Shen dijo que necesitaba hacer una llamada telefónica para que no tuvieras que preocuparte por Wen Shufen más tarde.
¿Qué se supone que significa eso, hermana Lu?
No está intentando secuestrarla o asesinarla, ¿verdad?
—¡Ja, ja, ja!
El hermano Huang debe estar bromeando.
Mi marido no dejaría que su mano se manchara con la sangre de la Srta.
Wen.
Probablemente le enseñará una lección para no ofender a todos los que conozca.

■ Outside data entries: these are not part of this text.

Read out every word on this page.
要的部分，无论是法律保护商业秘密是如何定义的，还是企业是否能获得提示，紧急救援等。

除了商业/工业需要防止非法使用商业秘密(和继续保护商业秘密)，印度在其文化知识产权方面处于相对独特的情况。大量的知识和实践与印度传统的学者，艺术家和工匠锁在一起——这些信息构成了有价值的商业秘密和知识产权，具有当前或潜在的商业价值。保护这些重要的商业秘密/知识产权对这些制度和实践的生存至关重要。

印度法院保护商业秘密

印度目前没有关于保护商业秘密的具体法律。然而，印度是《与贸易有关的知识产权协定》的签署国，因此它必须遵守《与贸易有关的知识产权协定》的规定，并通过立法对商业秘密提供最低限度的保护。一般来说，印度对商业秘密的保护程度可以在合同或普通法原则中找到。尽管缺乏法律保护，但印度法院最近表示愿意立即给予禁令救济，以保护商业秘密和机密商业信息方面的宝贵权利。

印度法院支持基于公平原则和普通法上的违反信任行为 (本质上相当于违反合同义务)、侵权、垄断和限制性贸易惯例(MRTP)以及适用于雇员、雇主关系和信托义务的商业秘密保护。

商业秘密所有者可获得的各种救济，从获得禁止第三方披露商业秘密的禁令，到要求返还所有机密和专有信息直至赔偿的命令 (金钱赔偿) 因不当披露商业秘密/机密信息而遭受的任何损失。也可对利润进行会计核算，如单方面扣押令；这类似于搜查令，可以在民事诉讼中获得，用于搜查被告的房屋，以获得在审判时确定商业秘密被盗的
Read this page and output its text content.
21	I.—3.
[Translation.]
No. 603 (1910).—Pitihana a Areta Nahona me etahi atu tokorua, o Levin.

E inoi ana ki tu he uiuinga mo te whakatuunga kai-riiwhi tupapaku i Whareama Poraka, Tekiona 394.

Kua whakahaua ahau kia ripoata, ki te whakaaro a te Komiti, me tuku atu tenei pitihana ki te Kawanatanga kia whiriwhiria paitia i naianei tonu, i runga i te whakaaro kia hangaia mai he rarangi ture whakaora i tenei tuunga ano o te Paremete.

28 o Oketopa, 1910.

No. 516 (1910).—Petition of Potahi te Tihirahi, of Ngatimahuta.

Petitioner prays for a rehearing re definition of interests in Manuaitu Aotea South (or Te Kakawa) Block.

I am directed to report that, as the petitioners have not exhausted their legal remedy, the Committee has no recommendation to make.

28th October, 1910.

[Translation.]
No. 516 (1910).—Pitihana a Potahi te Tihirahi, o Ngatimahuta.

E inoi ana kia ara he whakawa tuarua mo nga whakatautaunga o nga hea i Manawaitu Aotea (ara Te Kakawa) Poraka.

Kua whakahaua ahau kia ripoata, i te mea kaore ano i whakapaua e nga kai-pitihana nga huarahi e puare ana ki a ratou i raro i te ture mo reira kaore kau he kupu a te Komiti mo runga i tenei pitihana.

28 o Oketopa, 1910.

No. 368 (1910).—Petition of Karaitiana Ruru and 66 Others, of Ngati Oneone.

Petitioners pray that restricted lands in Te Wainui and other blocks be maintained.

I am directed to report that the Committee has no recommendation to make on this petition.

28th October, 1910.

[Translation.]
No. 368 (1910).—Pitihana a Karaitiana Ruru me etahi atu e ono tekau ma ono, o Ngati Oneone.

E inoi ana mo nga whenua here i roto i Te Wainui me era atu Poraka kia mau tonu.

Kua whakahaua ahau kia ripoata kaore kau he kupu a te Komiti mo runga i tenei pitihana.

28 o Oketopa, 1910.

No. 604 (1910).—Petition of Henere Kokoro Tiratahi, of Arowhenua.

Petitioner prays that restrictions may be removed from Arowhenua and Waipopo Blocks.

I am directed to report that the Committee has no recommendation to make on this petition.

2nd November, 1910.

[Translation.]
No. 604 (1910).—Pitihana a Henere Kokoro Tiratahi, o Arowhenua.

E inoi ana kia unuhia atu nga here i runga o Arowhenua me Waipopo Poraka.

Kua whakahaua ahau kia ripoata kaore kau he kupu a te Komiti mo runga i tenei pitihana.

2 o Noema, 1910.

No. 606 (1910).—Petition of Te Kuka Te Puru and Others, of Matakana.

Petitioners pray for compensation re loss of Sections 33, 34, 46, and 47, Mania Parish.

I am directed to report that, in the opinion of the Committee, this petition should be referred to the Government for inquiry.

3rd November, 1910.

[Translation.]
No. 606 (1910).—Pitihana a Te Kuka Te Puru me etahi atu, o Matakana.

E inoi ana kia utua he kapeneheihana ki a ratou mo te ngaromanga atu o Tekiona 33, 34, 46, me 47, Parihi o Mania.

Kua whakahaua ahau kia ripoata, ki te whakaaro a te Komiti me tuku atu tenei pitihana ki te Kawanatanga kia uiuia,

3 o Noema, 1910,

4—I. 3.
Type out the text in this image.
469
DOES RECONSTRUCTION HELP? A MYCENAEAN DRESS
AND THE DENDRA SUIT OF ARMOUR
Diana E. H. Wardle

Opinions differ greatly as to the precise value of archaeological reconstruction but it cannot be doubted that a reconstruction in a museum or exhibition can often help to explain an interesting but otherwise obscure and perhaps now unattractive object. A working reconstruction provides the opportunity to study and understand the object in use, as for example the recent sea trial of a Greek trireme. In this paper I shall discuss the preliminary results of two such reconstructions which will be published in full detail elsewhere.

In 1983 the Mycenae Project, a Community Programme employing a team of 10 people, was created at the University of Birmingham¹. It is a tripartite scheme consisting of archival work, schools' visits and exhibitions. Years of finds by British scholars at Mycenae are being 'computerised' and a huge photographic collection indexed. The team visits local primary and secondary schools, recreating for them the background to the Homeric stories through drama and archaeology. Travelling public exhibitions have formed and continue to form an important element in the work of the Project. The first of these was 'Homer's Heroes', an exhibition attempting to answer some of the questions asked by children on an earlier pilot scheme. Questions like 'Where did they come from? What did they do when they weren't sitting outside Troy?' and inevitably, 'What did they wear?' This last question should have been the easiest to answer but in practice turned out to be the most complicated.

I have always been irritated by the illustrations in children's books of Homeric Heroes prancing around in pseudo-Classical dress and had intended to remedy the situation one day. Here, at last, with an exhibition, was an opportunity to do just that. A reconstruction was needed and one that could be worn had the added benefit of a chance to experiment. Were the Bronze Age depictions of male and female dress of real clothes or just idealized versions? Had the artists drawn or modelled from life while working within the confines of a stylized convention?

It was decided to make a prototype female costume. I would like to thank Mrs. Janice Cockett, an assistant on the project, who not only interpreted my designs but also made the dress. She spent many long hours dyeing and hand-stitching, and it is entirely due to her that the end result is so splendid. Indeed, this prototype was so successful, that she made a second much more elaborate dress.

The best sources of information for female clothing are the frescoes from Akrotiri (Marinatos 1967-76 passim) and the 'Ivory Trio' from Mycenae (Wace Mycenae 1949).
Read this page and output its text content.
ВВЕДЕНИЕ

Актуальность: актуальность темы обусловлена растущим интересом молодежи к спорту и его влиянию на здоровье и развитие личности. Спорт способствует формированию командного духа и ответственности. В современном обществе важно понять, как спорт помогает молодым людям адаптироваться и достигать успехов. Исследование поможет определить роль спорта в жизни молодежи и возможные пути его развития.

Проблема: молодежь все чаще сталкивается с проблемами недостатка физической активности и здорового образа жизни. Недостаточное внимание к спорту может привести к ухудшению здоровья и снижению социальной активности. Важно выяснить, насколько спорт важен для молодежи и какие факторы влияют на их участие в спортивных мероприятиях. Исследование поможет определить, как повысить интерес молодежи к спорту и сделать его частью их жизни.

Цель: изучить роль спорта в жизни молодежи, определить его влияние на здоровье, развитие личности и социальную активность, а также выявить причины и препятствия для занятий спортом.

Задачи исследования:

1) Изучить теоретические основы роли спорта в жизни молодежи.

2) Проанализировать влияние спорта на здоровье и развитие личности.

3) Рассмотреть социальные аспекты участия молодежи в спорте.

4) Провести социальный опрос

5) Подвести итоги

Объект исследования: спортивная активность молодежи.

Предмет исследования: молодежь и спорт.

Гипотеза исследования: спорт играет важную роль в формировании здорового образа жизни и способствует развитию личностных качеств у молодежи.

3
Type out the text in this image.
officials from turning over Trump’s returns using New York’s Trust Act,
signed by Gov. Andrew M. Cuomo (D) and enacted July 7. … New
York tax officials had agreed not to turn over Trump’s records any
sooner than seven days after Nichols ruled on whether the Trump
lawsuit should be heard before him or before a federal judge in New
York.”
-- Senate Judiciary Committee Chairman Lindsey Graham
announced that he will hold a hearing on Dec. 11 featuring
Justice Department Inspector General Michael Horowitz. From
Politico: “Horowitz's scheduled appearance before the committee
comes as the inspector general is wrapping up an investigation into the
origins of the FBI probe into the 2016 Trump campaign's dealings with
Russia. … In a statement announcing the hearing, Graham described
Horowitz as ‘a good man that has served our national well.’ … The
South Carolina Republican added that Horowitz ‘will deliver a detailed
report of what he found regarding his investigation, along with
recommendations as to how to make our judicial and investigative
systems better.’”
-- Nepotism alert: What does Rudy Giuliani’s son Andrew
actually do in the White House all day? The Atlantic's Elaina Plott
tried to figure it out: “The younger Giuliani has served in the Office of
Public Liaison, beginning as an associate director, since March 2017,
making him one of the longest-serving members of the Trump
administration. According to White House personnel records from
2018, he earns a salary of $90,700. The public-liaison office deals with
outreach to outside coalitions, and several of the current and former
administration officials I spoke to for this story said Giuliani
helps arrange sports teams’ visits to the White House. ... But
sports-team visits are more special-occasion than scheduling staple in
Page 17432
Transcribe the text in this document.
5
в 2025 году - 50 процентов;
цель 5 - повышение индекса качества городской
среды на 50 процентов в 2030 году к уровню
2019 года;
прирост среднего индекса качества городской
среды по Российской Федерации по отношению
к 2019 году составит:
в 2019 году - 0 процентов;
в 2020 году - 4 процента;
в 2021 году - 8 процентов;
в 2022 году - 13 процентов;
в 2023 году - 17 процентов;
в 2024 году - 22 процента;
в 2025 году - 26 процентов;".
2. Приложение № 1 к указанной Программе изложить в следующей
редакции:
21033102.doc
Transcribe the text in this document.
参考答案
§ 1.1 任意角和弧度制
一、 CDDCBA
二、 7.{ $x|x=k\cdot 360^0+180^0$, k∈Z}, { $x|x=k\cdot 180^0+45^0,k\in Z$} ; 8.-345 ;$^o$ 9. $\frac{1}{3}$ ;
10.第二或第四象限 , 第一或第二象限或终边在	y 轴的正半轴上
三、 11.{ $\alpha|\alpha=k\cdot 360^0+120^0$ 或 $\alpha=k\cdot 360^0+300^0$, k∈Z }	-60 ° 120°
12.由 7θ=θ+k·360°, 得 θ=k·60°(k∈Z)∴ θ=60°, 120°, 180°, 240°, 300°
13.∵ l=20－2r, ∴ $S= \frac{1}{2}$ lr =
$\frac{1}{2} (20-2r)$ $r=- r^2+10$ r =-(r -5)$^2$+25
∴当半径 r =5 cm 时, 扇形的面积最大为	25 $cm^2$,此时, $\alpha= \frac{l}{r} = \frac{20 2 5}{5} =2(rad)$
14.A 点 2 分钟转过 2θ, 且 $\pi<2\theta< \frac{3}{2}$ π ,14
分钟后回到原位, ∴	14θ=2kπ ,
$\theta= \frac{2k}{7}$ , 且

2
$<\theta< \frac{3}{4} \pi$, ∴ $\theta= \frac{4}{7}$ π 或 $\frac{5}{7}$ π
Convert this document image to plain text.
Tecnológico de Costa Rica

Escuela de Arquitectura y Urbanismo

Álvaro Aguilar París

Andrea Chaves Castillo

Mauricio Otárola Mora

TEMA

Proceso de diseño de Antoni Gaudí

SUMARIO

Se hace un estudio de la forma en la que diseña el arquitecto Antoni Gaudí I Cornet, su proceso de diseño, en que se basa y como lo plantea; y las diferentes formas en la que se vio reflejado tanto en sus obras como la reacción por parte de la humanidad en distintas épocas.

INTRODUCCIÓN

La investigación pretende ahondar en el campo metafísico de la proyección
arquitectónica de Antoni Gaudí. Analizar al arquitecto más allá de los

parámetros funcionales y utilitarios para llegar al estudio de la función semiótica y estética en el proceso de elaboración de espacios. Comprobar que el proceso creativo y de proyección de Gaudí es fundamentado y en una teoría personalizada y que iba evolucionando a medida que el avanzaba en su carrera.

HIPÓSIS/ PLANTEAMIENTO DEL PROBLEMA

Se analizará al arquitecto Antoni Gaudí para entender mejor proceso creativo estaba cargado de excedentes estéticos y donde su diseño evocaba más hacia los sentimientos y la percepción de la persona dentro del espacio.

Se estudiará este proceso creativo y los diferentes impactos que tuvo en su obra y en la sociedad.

—Lu Xinyi se rió y se cubrió la boca con una mano.
—Bueno, es un alivio.
La muerte de la Srta.
Meng fue suficiente para hacer que la academia esté triste en estos días.
Otra muerte de un estudiante puede implicar y arrastrar el nombre de la academia con otro asunto.
Escuchar de la muerte de Meng Jiao de otra persona fue capaz de hacer que Lu Xinyi se sintiera triste por el fallecimiento de su ex-mejor amiga.